Chronique de mai 2016

Le TASS de la Creuse sanctionne la CIPAV dans un cas d’omission d’affiliation

Par un jugement du 11 mai 2016, dont la CIPAV a aussitôt fait appel (le jugement n’est donc pas définitif et est susceptible d’infirmation par la Cour d’appel de Limoges), le TASS de la Creuse a statué sur un cas d’omission d’affiliation d’un assuré de la CIPAV.

Qu’est ce qu’une omission d’affiliation ?

Il s’agit du cas de figure où, pour une raison indéterminée mais qui tient souvent à l’absence de fiabilité du processus d’affiliation de la CIPAV tel que dénoncé par la Cour des comptes en 2014, un libéral relevant du périmètre d’intervention de la CIPAV ne reçoit aucune nouvelle de la part de cette caisse de retraite dont la plupart du temps il ignore jusqu’à l’existence.

Ainsi, cet assuré reçoit toute sorte d’appels de cotisations de sécurité sociale (RSI et URSSAF) mais aucun de la CIPAV.

Comme souvent, pour des raisons tout aussi indéterminées, la CIPAV se réveille un beau matin et envoie à ce professionnel une demande de paiement de cotisations sur les trois années antérieures, sans la moindre explication, et en recourant à une taxation d’office, c’est à dire à un appel de cotisations sur les tranches les plus élevées sans chercher à déterminer le revenu réel de l’assuré.

Dans le dossier qui nous occupe, la somme réclamée était d’environ 30.000 € pour un revenu net annuel environ 10 fois inférieur.

Une fois avisée des revenus réels, la CIPAV diminuait sa demande à quelques milliers d’euros.

L’assuré demandait alors l’exonération de ses cotisations de retraite complémentaire en raison de la faiblesse de ses revenus des années N-1 conformément aux statuts de la CIPAV.

Sans vergogne, la caisse lui a refusé ce droit en estimant que la demande de son nouvel assuré était... tardive !

Le TASS de la Creuse retient que le défaut d’affiliation constitue bel et bien une faute imputable à la CIPAV.

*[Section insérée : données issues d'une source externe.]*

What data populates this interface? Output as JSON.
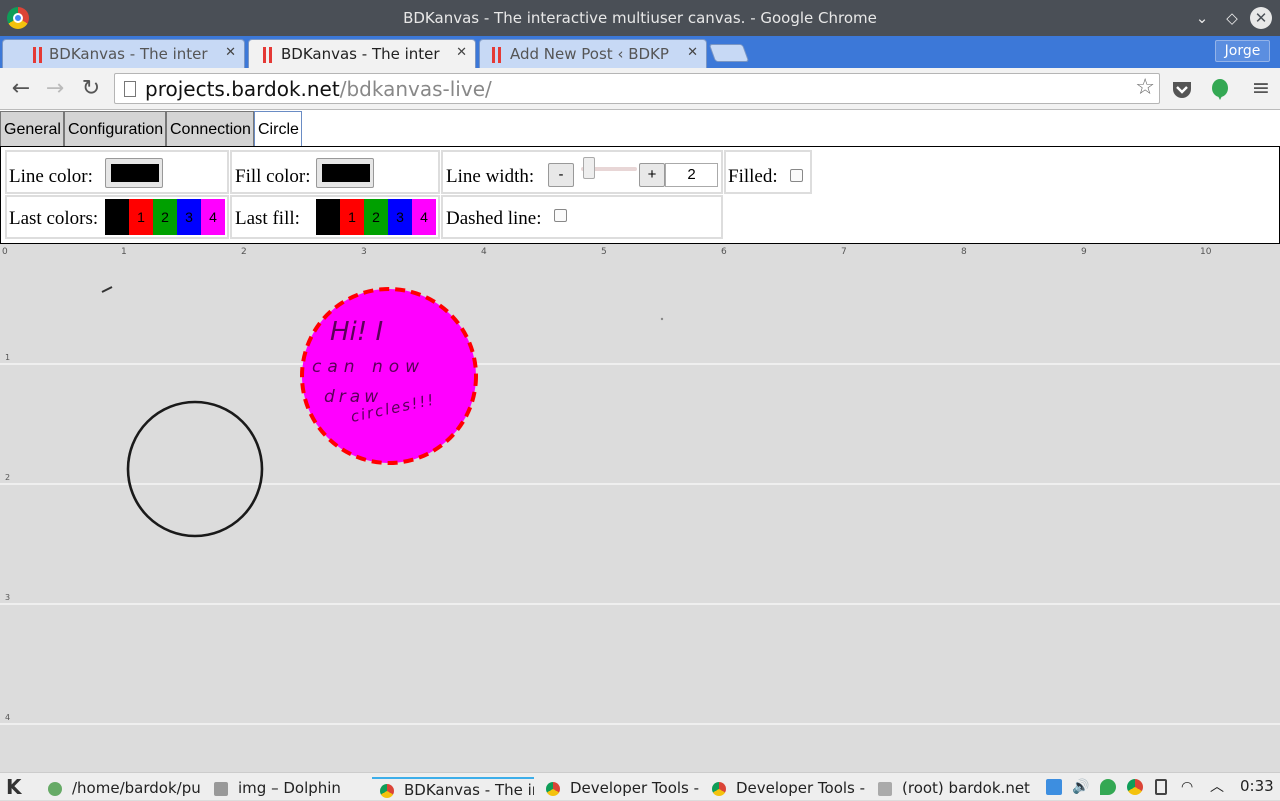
{
  "window": {
    "title": "BDKanvas - The interactive multiuser canvas. - Google Chrome"
  },
  "tabs": [
    {
      "label": "BDKanvas - The inter",
      "active": false
    },
    {
      "label": "BDKanvas - The inter",
      "active": true
    },
    {
      "label": "Add New Post ‹ BDKP",
      "active": false
    }
  ],
  "profile": {
    "name": "Jorge"
  },
  "address": {
    "host": "projects.bardok.net",
    "path": "/bdkanvas-live/"
  },
  "app_tabs": [
    "General",
    "Configuration",
    "Connection",
    "Circle"
  ],
  "options": {
    "line_color_label": "Line color:",
    "fill_color_label": "Fill color:",
    "line_width_label": "Line width:",
    "minus": "-",
    "plus": "+",
    "line_width_value": "2",
    "filled_label": "Filled:",
    "last_colors_label": "Last colors:",
    "last_fill_label": "Last fill:",
    "dashed_label": "Dashed line:",
    "swatch_labels": [
      "",
      "1",
      "2",
      "3",
      "4"
    ],
    "swatch_colors": [
      "#000000",
      "#ff0000",
      "#00a000",
      "#0000ff",
      "#ff00ff"
    ],
    "line_width_slider": 0.0
  },
  "canvas": {
    "x_ticks": [
      "0",
      "1",
      "2",
      "3",
      "4",
      "5",
      "6",
      "7",
      "8",
      "9",
      "10"
    ],
    "y_ticks": [
      "1",
      "2",
      "3",
      "4"
    ],
    "handwriting": [
      "Hi! I",
      "can now",
      "draw",
      "circles!!!"
    ],
    "circle_fill": "#ff00ff",
    "circle_stroke": "#ff0000"
  },
  "taskbar": {
    "items": [
      {
        "label": "/home/bardok/pu",
        "icon": "terminal-icon"
      },
      {
        "label": "img – Dolphin",
        "icon": "folder-icon"
      },
      {
        "label": "BDKanvas - The in",
        "icon": "chrome-icon",
        "active": true
      },
      {
        "label": "Developer Tools -",
        "icon": "chrome-icon"
      },
      {
        "label": "Developer Tools -",
        "icon": "chrome-icon"
      },
      {
        "label": "(root) bardok.net",
        "icon": "terminal-icon"
      }
    ],
    "clock": "0:33"
  }
}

Pour ce faire, il rappelle que la déclaration de début d’activité au CFE (Centre de formalités des entreprises), dite P0 PL, entraîne nécessairement affiliation à une caisse de retraite. Concrètement, l’URSSAF dont dépend le CFE transmet cette déclaration de début d’activité à la CNAVPL (Caisse nationale d’assurance vieillesse des professions libérales) qui elle-même la transmet à la section professionnelle correspondant à l’activité du déclarant (la plus importante étant la CIPAV). Il s’agit du circuit concret d’une affiliation normale (alors que le Code de la sécurité sociale (article R 643-1), qui mérite un toilettage sur ce point, fait encore référence à une obligation d’inscription à chacune des caisses dont il relèverait, dont la caisse de retraite, sans qu’il la connaisse au préalable).

Le TASS en tire une conséquence simple : la CIPAV, fautive dans l’omission d’affiliation, ne saurait se prévaloir de sa propre turpitude pour exciper d’une tardiveté dans la demande d’exonération de retraite complémentaire.

La mise en demeure visant cette cotisation de retraite complémentaire et les majorations de retard afférentes est donc annulée. L’assuré voit ses honoraires d’avocat pris en charge à hauteur de 850 €.

Dans Secrets d’Info du 13 mai sur France Inter (disponible ici), les cas d’affiliation abusive par la CIPAV de personnes n’ayant jamais eu d’activité libérale ont été amplement décrits.

Sans doute beaucoup plus nombreux sont les cas d’omission d’affiliation dans lesquels la CIPAV, plutôt que de présenter des excuses et rechercher des solutions amiables (échelonnement de la dette non prescrite et réintégration dans le compte de cotisations des cotisations prescrites), préfère occulter sa faute et souhaiter la bienvenue à son assuré oublié en l’assaillant d’une demande aveugle de paiement !

Errare humanum est perseverare diabolicum. Gageons que la Cour d’appel de Limoges gardera en tête cet adage lorsqu’elle appréciera les indéniables mérites de la décision du TASS du Guéret.